Policy

Growing Forward 2 – Accelerating Globalization, Stalling Food Sovereignty

Brief by the National Farmers Union, February, 2013

Summary of brief:

Growing Forward 2 (GF2) is Canada’s five-year federal-provincial-territorial cost-shared agriculture policy framework, which will be in effect from April 2013 until the end of March 2018. The goals of GF2 were laid out and agreed to by all the Agriculture Ministers (except for Ontario) in July 2011.

GF2 includes a “Business Risk Management” suite, also known as the safety net programs (see NFU BRM Recommendations ) which was announced in September 2012. The “Strategic Investment” suite dollars will be allocated to attain “competitiveness in domestic and international markets” and “adaptability and sustainability for the sector” using innovation and institutional and physical infrastructure. Two billion dollars of federal funds over 5 years will be cost-shared 60-40 by federal and provincial/territorial governments. Bilateral agreements for the Strategic Initiatives portion of GF2 are currently being negotiated between each province or territory and the federal government, and should be finalized by April 1, 2013.

The NFU has analyzed GF2’s “Strategic Initiatives” component and we have found that it continues and deepens the federal government’s commitment to policy goals that favour globalization and corporate control of agriculture while it marginalizes farmers, consumers and the land – a process that has been underway at least since 1981. Because the final GF2 agreement between the federal government and each province has not yet been made public, it was necessary to take a “broad strokes” approach to analyzing the policy framework.

Competitiveness and Market Development funds will favour export-oriented activities and further increase the market power imbalance between farmers and agri-business. Its focus on “competitiveness” will help the biggest companies become even bigger so as to compete internationally, while smaller companies will lose market share and farmers will be asked to take on more costs and risks while being pressured to further reduce prices. We note that pursuit of competitiveness has resulted in mergers and acquisitions (as opposed to investment in new capacity) so that large sectors of Canada’s food system are now owned by foreign corporations.

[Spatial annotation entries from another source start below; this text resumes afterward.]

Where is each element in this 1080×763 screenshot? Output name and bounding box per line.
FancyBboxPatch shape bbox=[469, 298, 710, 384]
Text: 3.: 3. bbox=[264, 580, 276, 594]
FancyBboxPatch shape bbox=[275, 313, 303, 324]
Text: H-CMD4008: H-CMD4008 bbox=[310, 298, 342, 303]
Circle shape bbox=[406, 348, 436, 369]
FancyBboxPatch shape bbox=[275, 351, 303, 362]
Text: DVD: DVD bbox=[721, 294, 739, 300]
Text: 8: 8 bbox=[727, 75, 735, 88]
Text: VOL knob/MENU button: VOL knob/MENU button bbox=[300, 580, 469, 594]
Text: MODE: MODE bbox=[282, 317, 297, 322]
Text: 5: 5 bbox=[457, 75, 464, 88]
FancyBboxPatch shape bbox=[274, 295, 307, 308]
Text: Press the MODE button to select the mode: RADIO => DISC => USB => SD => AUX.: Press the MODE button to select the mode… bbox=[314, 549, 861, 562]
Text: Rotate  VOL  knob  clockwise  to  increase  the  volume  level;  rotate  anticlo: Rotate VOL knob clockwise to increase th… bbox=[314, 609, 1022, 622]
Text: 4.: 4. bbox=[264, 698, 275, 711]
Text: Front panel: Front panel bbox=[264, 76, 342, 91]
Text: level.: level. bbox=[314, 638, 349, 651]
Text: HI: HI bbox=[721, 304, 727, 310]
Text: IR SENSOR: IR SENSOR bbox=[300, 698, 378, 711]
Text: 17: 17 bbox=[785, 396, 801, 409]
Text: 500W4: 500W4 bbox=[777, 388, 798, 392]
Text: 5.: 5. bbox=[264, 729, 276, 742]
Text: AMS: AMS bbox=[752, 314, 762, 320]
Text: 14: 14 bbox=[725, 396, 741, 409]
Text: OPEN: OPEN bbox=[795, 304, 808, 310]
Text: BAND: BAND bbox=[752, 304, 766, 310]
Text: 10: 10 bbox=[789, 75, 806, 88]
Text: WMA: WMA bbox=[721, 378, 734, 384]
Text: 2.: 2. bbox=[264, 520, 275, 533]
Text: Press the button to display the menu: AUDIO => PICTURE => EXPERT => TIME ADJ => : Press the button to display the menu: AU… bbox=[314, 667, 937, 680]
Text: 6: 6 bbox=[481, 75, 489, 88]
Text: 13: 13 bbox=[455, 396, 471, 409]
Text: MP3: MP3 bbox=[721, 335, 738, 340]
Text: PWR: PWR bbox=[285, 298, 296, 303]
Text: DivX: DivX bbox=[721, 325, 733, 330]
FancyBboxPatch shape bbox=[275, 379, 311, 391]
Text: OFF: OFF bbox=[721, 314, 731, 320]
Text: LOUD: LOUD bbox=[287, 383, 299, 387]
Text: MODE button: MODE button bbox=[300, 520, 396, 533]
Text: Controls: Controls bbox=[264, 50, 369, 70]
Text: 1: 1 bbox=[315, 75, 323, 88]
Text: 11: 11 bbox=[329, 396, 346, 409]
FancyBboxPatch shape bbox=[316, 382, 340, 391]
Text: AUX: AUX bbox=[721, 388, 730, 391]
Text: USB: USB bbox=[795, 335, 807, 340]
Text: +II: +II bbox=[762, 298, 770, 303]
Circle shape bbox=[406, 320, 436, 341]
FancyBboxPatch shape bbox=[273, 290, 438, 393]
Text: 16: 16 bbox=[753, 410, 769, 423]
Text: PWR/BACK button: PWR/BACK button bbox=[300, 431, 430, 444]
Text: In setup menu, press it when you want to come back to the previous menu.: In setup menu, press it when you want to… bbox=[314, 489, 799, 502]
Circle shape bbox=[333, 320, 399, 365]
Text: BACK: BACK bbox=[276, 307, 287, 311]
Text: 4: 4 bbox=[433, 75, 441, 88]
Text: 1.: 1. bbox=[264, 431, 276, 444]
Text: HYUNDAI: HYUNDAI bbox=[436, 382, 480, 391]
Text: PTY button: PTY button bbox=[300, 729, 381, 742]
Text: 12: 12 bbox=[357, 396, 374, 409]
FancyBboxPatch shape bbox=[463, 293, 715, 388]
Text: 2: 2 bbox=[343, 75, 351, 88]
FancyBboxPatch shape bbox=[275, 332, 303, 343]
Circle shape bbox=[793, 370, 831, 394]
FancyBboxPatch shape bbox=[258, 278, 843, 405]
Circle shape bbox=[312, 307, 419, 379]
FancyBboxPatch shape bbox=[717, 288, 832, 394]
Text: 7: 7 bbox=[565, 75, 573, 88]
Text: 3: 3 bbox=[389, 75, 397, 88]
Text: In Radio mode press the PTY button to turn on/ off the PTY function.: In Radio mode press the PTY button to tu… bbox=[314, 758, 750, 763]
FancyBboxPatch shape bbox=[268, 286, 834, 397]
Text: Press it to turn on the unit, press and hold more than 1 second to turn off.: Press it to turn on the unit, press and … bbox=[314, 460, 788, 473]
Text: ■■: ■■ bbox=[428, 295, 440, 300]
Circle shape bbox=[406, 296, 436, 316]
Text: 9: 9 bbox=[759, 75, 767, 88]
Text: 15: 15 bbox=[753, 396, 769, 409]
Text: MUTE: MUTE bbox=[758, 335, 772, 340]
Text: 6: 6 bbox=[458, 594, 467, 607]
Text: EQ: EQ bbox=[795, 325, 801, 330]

Innovation funds will only be available for activities arising from private-public partnerships. There is little doubt that funds will support research agendas that will be controlled by private interests for private gain, with a focus on saleable products. GF2 provides no support for public-interest, curiosity-based research. The innovation strategy also harnesses public institutions such as universities and the National Research Council to serve the corporate sector. We point to the negative effects of innovation in the area of GMOs, which have harmed markets and discounted prices to farmers. We suggest that the International Assessment of Agricultural Knowledge, Science and Technology for Development, a multi-thematic approach that embraces nutritional security, livelihoods, human health and environmental sustainability provides a better model to guide policy around innovation. (See http://www.agassessment.org)

Adaptability and Industry Capacity funds will support regulatory harmonization with US and other trading partners. It will offer a regulatory environment friendly to global corporations and impose increased responsibilities and costs on farmers. GF2 accelerates the privatization of governance over food safety and concentrates decision-making over food and agriculture into the boardrooms of agri-business corporations. GF2 appears to have eliminated the popular Environmental Farm Plan program. The new environmental programs will be top-down, with priorities set by Ottawa. GF2 does not address important needs of young farmers who choose not to go down the high-input, capital intensive, long-term debt route, and thus fails to deal with renewal, a key element of sustainability.

GF2 is intimately linked with the trade agreements – responding to the conditions created by, and implementing measures agreed to in trade deals such as CETA. The NFU notes that during public consultations leading up to GF2 many people asked for significant changes to the food system to better promote health, economic justice and environmental stewardship. Their input has been largely ignored and their values reframed as niche market opportunities.

We conclude our brief by recommending that the federal-provincial-territorial agricultural strategy be re-oriented. Were Canada to instead harness these funds to policies rooted in food sovereignty and fair trade, we would create a more inter-dependent, ecologically sound, inventive, responsive agriculture and food system in Canada — one that is governed democratically by the citizens who live and work here.